Thursday, June 11, 2009

Lee Fisher's Gay Marriage Flip Sends Me to the Wayback Machine.

I've been asked offline who I'm supporting in the Senate primary. Frankly the contest is between two people about whom I have a hard time caring one way or another. I'll get to why Jennifer Brunner gives me the blahs at a later date. As to Lt. Gov. Lee Fisher's, look no further than his sort-of maybe flip-flop on gay marriage. I've seen this movie before and know how it ends.

In 1994 I was a volunteer in the Summit County office of the Tom Sawyer/Joel Hyatt/Lee Fisher combined campaign. I was a drone, but nonetheless we heard things, and of course we were paying attention to the race. Fisher was defending his Attorney General seat against Betty Montgomery in a bad year for Democrats -- between Clinton backlash (the less virulent pre-Lewinsky strain, but still), the House check-kiting scandal, and Republicans who generally felt energized and optimistic, everyone was running scared.

Montgomery's main attack on Fisher was that she was a career prosecutor and he wasn't. "Lee Fisher has never even tried a criminal case" she cawed in her commercials. A few weeks out from the election the Fisher campaign trotted out a counter-attack -- that Montgomery's office pled down a child sex case. Having litigated more than my share of such cases I can tell you that every responsible office has plead down child sex cases. They are hard to win and traumatic on the victim. If you can plead down to get 9 years out of a possible 25 and spare the victim having to testify, that's the smart play.

Montgomery's office was able to document why the case was pled down, the papers generally went against Fisher, the campaign backed down and his lead in the polls slipped. Then he did it. Again. We couldn't believe it. The exact same scenario all over again. And again his lead dwindled.

What it looked like was a politician with poor political instincts overreacting to campaign events and unable to say no to his staff. And that's what this looks like as well. In the party primary, Brunner is tacking left, having declared her support for marriage equality long before that looked like a winning issue. Despite being on a ticket that won Ohio with a yes on partnerships/no on marriage position, and despite watching Obama carry Ohio with an identical campaign platform, he is overrunning the volley from Brunner and saying "me too."

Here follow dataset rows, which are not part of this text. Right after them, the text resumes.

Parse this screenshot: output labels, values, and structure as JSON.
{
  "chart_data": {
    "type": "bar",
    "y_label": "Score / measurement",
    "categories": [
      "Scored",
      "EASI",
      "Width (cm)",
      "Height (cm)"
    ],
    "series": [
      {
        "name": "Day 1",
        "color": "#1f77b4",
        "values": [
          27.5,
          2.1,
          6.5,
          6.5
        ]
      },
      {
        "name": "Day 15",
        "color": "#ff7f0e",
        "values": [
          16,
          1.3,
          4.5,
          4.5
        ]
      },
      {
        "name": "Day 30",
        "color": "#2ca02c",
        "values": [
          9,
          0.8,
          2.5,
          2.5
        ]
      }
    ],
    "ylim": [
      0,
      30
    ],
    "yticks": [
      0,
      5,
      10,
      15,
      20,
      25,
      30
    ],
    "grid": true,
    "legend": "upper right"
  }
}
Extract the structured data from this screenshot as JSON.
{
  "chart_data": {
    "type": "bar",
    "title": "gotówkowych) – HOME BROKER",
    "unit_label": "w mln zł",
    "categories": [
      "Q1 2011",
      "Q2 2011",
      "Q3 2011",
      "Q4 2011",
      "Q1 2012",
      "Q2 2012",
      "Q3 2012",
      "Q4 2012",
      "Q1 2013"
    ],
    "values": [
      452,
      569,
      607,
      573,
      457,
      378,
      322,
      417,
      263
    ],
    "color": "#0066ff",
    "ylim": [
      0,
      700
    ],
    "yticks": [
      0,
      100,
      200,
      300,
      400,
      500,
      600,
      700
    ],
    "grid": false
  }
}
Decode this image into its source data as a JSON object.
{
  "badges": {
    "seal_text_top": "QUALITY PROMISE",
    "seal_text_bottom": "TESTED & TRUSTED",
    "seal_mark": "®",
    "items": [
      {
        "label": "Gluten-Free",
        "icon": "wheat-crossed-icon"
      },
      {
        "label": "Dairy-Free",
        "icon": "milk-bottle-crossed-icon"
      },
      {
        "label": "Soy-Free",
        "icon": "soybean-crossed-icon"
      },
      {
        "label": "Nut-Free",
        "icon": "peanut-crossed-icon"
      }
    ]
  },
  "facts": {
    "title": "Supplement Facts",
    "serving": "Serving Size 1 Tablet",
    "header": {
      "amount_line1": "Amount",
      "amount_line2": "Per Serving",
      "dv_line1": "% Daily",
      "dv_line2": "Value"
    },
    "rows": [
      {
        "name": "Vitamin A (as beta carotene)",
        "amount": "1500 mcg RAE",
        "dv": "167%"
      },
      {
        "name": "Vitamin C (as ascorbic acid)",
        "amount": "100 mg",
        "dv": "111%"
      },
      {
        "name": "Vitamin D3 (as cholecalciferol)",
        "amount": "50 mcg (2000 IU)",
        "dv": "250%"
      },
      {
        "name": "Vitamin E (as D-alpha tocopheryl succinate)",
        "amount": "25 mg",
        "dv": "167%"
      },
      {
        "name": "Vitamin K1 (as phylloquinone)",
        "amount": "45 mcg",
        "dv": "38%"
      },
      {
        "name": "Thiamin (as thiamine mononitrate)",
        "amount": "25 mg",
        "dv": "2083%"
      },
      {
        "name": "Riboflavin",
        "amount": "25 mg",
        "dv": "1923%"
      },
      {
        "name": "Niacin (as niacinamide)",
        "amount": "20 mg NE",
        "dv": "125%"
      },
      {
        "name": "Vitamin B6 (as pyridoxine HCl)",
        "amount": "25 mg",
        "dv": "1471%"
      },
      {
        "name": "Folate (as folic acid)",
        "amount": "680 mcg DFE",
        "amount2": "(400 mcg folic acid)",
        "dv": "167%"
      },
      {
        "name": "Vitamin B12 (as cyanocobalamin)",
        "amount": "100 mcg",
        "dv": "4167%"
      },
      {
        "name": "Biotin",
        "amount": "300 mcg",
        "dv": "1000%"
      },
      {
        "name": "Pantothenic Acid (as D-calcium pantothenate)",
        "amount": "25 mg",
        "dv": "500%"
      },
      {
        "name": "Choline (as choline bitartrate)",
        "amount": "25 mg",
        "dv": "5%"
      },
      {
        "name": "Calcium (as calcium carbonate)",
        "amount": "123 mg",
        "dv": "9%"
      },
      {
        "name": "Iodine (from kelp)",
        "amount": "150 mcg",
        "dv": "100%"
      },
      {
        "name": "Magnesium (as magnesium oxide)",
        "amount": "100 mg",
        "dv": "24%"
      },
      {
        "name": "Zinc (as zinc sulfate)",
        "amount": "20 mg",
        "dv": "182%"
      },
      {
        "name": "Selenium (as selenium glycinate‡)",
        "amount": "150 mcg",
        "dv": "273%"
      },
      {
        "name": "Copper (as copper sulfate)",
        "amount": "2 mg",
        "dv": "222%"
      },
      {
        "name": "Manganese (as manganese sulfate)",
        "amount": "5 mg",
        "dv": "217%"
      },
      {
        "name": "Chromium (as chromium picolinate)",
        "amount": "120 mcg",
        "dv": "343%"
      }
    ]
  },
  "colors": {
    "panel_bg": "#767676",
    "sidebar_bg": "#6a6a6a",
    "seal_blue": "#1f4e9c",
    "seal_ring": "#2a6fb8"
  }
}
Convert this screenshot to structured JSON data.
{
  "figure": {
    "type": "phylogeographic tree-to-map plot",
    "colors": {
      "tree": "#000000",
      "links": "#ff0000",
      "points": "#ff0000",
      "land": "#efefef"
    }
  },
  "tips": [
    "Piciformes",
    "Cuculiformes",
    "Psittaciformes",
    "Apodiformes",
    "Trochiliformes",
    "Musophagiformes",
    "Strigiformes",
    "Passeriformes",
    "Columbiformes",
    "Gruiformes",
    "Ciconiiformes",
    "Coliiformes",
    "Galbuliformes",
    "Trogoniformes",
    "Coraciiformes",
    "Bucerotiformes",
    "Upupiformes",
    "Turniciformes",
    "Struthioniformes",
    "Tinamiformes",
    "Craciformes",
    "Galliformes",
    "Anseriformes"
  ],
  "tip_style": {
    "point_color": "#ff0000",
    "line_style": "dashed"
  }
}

And while I agree with the (apparent) policy change, let's be real -- this isn't even good politics in the long run. Fisher's one good argument on this point is that his position is far less of a liability in the general election in a state that overwhelmingly voted for one of the most restrictive anti-equality amendments in the country a mere five years ago. He's not just pandering, he's pandering a hole in his foot.